So I spent two or so weeks on my own again in New York: rejuvenated, happy, selling top notch dance shoes, visiting home and droning on to anyone who would listen- Marc's friends included- about how ready I was to be engaged to Marc. I felt.... crazy.
I met my fam in Newark and flew to SF. Marc's family was there the week before us, and we had one weekend of overlap. Marc thought we should go to a tourist spot on Friday afternoon, and he'd cut his last day at the firm in half for love of family. Or so that was how I interpreted it.
Instead he clarified over cell that he thought he and I could walk up to Coit Tower from his office alone. So we could actually hang out and see each other and talk before the mayhem of the 2-family weekend ensued. My folks dropped me off at his office, and the long, uphill battle began.
{our destination}
First, I had to pee about 5 minutes in to the 20-30 minute trek. Second, I think it's fair to say I was a little jet-lagged and irritable from our journey. Third, Marc tried to find me a bathroom in a maze of an indie bookstore where, of course, there is no public bathroom. Fourth, Marc thought it was a brilliant time to bring up (again- I may not have mentioned that he's always had a thing for this city) that he really likes the SF office and the people and wants to stay here- what do I think.

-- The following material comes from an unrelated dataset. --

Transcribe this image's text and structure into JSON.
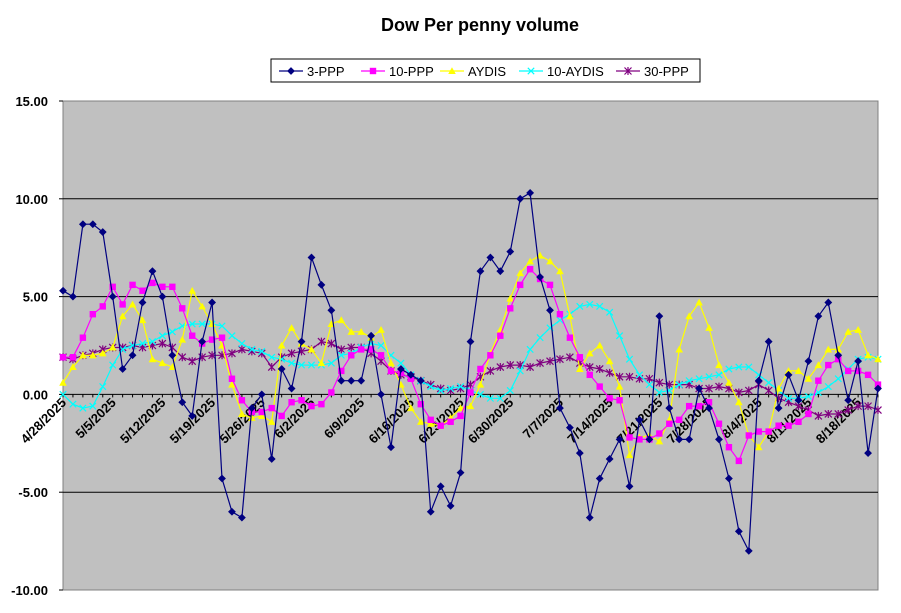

Since I wasn't feeling particularly polite, I told him we'd had this conversation and the answer was still no. We'd already moved back and forth across the country and I didn't want to again any time soon. And- here's the good part- why would I move across the country for him to a city that has nothing for me (but it's a great place-don't get me wrong) when I couldn't even get a commitment from him. I didn't even know if he's in it for the long haul! He reiterated that he wasn't ready, and I huffed up the hills in silence (with a brief interlude at a burrito place for the loo and a diet coke).

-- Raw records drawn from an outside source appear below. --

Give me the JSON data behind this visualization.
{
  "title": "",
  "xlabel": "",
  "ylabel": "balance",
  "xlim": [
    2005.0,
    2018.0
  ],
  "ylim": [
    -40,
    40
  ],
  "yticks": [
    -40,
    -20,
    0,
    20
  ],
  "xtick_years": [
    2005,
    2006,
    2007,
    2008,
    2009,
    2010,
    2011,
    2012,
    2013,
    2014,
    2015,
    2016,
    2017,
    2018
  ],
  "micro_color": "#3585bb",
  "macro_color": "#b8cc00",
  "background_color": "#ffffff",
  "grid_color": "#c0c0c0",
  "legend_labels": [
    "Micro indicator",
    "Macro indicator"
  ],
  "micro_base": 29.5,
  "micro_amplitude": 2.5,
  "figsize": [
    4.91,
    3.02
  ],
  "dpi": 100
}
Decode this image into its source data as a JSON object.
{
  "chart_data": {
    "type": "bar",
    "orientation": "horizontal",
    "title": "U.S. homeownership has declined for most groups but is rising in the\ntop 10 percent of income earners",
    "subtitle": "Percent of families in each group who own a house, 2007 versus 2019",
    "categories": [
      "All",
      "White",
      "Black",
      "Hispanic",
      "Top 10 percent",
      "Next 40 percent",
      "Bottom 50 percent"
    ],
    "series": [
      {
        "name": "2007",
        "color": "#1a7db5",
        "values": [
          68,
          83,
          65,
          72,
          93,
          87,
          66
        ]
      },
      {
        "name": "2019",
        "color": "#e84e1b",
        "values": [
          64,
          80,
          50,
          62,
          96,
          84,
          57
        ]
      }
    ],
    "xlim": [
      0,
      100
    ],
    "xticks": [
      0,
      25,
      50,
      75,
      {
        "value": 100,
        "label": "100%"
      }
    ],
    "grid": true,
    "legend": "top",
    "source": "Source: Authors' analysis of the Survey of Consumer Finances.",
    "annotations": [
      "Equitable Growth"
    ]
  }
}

By the time we reached Coit Tower, I had lighted up a bit. We shared a giggle or two over the murals on the walls on the gift shop level, and we enjoyed the 360-degree views at the top. All the while, I was trying to see myself in this sprawling city where my other half "kinda" wants to be. I finally relaxed and walked over to Marc at a different window for a hug and a "ready yet?"
{Marc contemplating the city he loves more than me}
I'm pretty sure I looked out for my last glimpse of the view, and when I looked back at Marc, he was holding [the] ring between his fingers and said something like:
"I didn't think there'd be this many people up here, or I'd get on one knee... will you marry me?"

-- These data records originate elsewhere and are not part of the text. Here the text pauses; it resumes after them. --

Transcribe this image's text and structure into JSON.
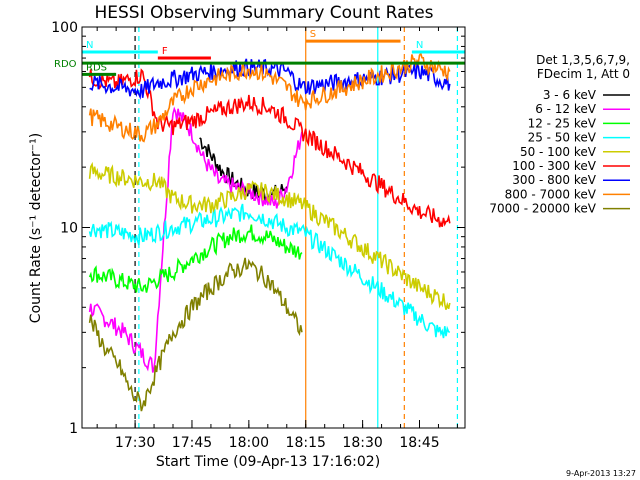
{
  "chart_data": {
    "type": "line",
    "title": "HESSI Observing Summary Count Rates",
    "xlabel": "Start Time (09-Apr-13 17:16:02)",
    "ylabel": "Count Rate (s⁻¹ detector⁻¹)",
    "yscale": "log",
    "xlim": [
      "17:16",
      "18:57"
    ],
    "ylim": [
      1,
      100
    ],
    "x_ticks": [
      "17:30",
      "17:45",
      "18:00",
      "18:15",
      "18:30",
      "18:45"
    ],
    "y_ticks": [
      "1",
      "10",
      "100"
    ],
    "legend_header": [
      "Det 1,3,5,6,7,9,",
      "FDecim 1, Att 0"
    ],
    "legend_position": "right",
    "series": [
      {
        "name": "3 - 6 keV",
        "color": "#000000",
        "x": [
          "17:47",
          "17:50",
          "17:53",
          "17:56",
          "17:59",
          "18:02",
          "18:05",
          "18:08",
          "18:10"
        ],
        "y": [
          28,
          23,
          19,
          17,
          15.5,
          15,
          14.5,
          15,
          16
        ]
      },
      {
        "name": "6 - 12 keV",
        "color": "#ff00ff",
        "x": [
          "17:18",
          "17:27",
          "17:35",
          "17:40",
          "17:45",
          "17:48",
          "17:52",
          "17:56",
          "18:00",
          "18:04",
          "18:07",
          "18:10",
          "18:13",
          "18:14"
        ],
        "y": [
          4,
          3,
          2,
          40,
          30,
          22,
          17,
          16,
          15,
          14,
          13,
          16,
          25,
          30
        ]
      },
      {
        "name": "12 - 25 keV",
        "color": "#00ff00",
        "x": [
          "17:18",
          "17:25",
          "17:32",
          "17:36",
          "17:40",
          "17:45",
          "17:50",
          "17:55",
          "18:00",
          "18:05",
          "18:10",
          "18:14"
        ],
        "y": [
          6,
          5.5,
          5,
          5.5,
          6,
          7,
          8,
          9,
          9.5,
          9,
          8,
          7.5
        ]
      },
      {
        "name": "25 - 50 keV",
        "color": "#00ffff",
        "x": [
          "17:18",
          "17:25",
          "17:32",
          "17:36",
          "17:40",
          "17:45",
          "17:50",
          "17:55",
          "18:00",
          "18:05",
          "18:10",
          "18:14",
          "18:45",
          "18:50",
          "18:53"
        ],
        "y": [
          10,
          9.5,
          9,
          9.5,
          10,
          10.5,
          11,
          11.5,
          12,
          11,
          10,
          9.5,
          3.5,
          3,
          3
        ]
      },
      {
        "name": "50 - 100 keV",
        "color": "#cccc00",
        "x": [
          "17:18",
          "17:25",
          "17:32",
          "17:36",
          "17:40",
          "17:45",
          "17:50",
          "17:55",
          "18:00",
          "18:05",
          "18:10",
          "18:14",
          "18:45",
          "18:50",
          "18:53"
        ],
        "y": [
          19,
          18,
          17,
          17,
          14,
          13,
          13,
          14,
          15.5,
          15,
          14,
          13,
          5,
          4.5,
          4.2
        ]
      },
      {
        "name": "100 - 300 keV",
        "color": "#ff0000",
        "x": [
          "17:18",
          "17:25",
          "17:32",
          "17:36",
          "17:40",
          "17:45",
          "17:50",
          "17:55",
          "18:00",
          "18:05",
          "18:10",
          "18:14",
          "18:45",
          "18:50",
          "18:53"
        ],
        "y": [
          56,
          52,
          58,
          33,
          32,
          34,
          37,
          40,
          42,
          40,
          35,
          30,
          12,
          11,
          10.5
        ]
      },
      {
        "name": "300 - 800 keV",
        "color": "#0000ff",
        "x": [
          "17:18",
          "17:25",
          "17:32",
          "17:36",
          "17:40",
          "17:45",
          "17:50",
          "17:55",
          "18:00",
          "18:05",
          "18:10",
          "18:14",
          "18:45",
          "18:50",
          "18:53"
        ],
        "y": [
          53,
          50,
          48,
          53,
          55,
          58,
          60,
          62,
          63,
          62,
          60,
          50,
          60,
          55,
          52
        ]
      },
      {
        "name": "800 - 7000 keV",
        "color": "#ff8000",
        "x": [
          "17:18",
          "17:25",
          "17:32",
          "17:36",
          "17:40",
          "17:45",
          "17:50",
          "17:55",
          "18:00",
          "18:05",
          "18:10",
          "18:14",
          "18:45",
          "18:50",
          "18:53"
        ],
        "y": [
          36,
          32,
          29,
          33,
          42,
          50,
          55,
          58,
          62,
          58,
          50,
          42,
          68,
          62,
          60
        ]
      },
      {
        "name": "7000 - 20000 keV",
        "color": "#808000",
        "x": [
          "17:18",
          "17:22",
          "17:26",
          "17:29",
          "17:32",
          "17:36",
          "17:40",
          "17:45",
          "17:50",
          "17:55",
          "18:00",
          "18:05",
          "18:10",
          "18:14"
        ],
        "y": [
          3.5,
          2.5,
          2,
          1.5,
          1.3,
          2,
          3,
          4,
          5,
          6,
          6.5,
          5.5,
          4,
          3
        ]
      }
    ],
    "flags": [
      {
        "label": "N",
        "color": "#00ffff",
        "x0": "17:16",
        "x1": "17:36",
        "y": 75
      },
      {
        "label": "N",
        "color": "#00ffff",
        "x0": "18:43",
        "x1": "18:57",
        "y": 75
      },
      {
        "label": "F",
        "color": "#ff0000",
        "x0": "17:36",
        "x1": "17:50",
        "y": 70
      },
      {
        "label": "S",
        "color": "#ff8000",
        "x0": "18:15",
        "x1": "18:40",
        "y": 85
      },
      {
        "label": "RDO",
        "color": "#008000",
        "x0": "17:16",
        "x1": "18:57",
        "y": 66
      },
      {
        "label": "RDS",
        "color": "#008000",
        "x0": "17:16",
        "x1": "17:25",
        "y": 58
      }
    ],
    "vlines": [
      {
        "x": "17:31",
        "color": "#00ffff",
        "style": "dashed"
      },
      {
        "x": "17:30",
        "color": "#000000",
        "style": "dashed"
      },
      {
        "x": "18:15",
        "color": "#ff8000",
        "style": "solid"
      },
      {
        "x": "18:34",
        "color": "#00ffff",
        "style": "solid"
      },
      {
        "x": "18:41",
        "color": "#ff8000",
        "style": "dashed"
      },
      {
        "x": "18:55",
        "color": "#00ffff",
        "style": "dashed"
      }
    ],
    "date_stamp": "9-Apr-2013 13:27"
  }
}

And I reacted something like:
"What? Wait, really? Um, yes! Wait, that's my Grandmom's ring, right?" (more on that later), I guess I put the ring on, then, "You're not just asking because I forced you to, right?" (I can't help but feel guilty when I get what I want. I need a therapist). I remember pushing him somewhere in there, on the shoulder, and I remember wanting to scream or something, but the whole scene attracted literally NO attention from the surrounding crowd of mostly German tourists. We didn't even asked anyone to take a picture of us.
Marc explained that he'd been throwing me off and that he'd planned to ask me all summer. Um, thanks!! hehe. I must have half floated home because I hardly remember the walk back with the same clarity as the walk there. We stopped at his folks' hotel to tell them because he hadn't given them a heads up about the proposal. Marc's dad was getting back from a run and his mom was taking a nap.
Meanwhile, my parents were eagerly awaiting our return with gifts and stories of my dad hiding the ring from me in his pocket and through airport security. I waited several days to tell anyone, and I only called a couple people. My Godparents, my maid-of-honor-to-be Laura, I don't remember who else (sorry). I was looking forward to the cocoon of vacation- it wasn't really sinking in yet.
Both families joined up for dinner to celebrate- Marc made a reservation at a great little Italian place in North Beach, and I dragged everyone out after for my new favorite gelato place that I'd discovered on my previous eat-pray-love-esque solo travels.
{one of our many pretty couple shots from the week}
To the engaged or married- was your proposal story what you expected? Were any of you as crazypants as me from the waiting or as guilty of pressuring your man?